9. In this connection, it must also be pointed out that the previous money decrees which are still not satisfied cannot amount to payment within the meaning of Section 12(3)(6) of the Bent Act, which requires for its application not mere decrees but actual payment or tender in Court of the standard rent and permitted increases then due, which would include all such amounts as are in arrears whether or not decrees were made for those arrears. To give any other construction to these provisions would frustrate the application of Section 12 to the proceedings and expect the tenants to take advantage of their own defaults merely because decrees have been made against them and which decrees were not satisfied, and probably would never be satisfied.
10. Apart from this, there is another aspect to be considered. This is an application to this Court for exercising its extra-ordinary jurisdiction under Article 227 of the Constitution. The Court is not bound to exercise its powers except in the interest of justice.
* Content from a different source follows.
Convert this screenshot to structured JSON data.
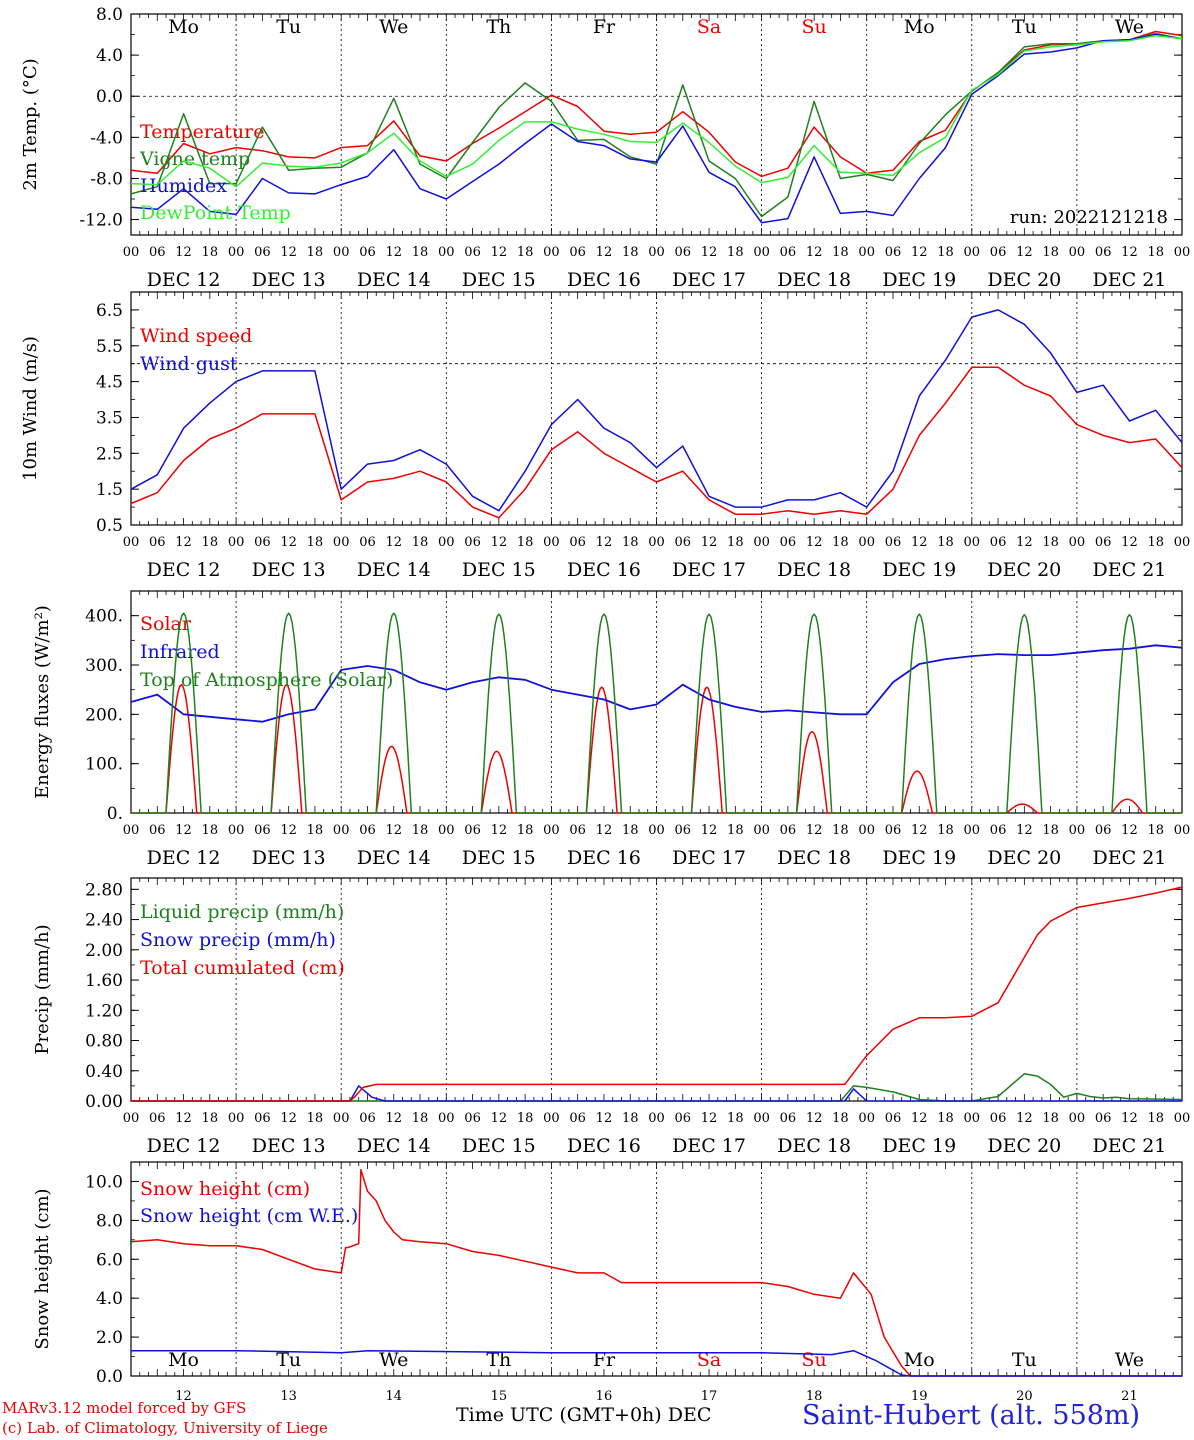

We are not satisfied that the interests of justice require that we should interfere with, the findings in this case. In this connection, it must be pointed out that when this application was made to this Court, an interim stay was applied for by this defendant. By an order dated December 5, 1967, this Court gave a conditional stay, the condition being that the petitioner should comply with such terms as were imposed by the Court below. The lower 'Court after hearing the parties directed the petitioner on January 5, 1968, to make a deposit of a sum of Rs. 28,175 being the arrears of compensation from the date of the suit until the date in question. No such deposit, however, was made by the petitioner. Thereafter the plaintiffs executed the writ on March 5, 1968, but the execution was resisted by the Columbia Chemicalcolours Industries Pvt. Ltd., and we understand that the Columbia Chemicalcolours Industries Pvt. Ltd. have now filed a suit in the Small Cause Court for a declaration that they are entitled to a legal right of tenancy in the suit premises. We do not see why the writ jurisdiction of this Court should be exercised to perpetuate the litigation between the parties when the tenant himself introduces persons after persons in the premises belonging to the landlords and thus abuses the provisions of the Rent Act.
11. In the result, the rule is discharged with costs. Costs to be in favour of respondents Nos. 1 and 2.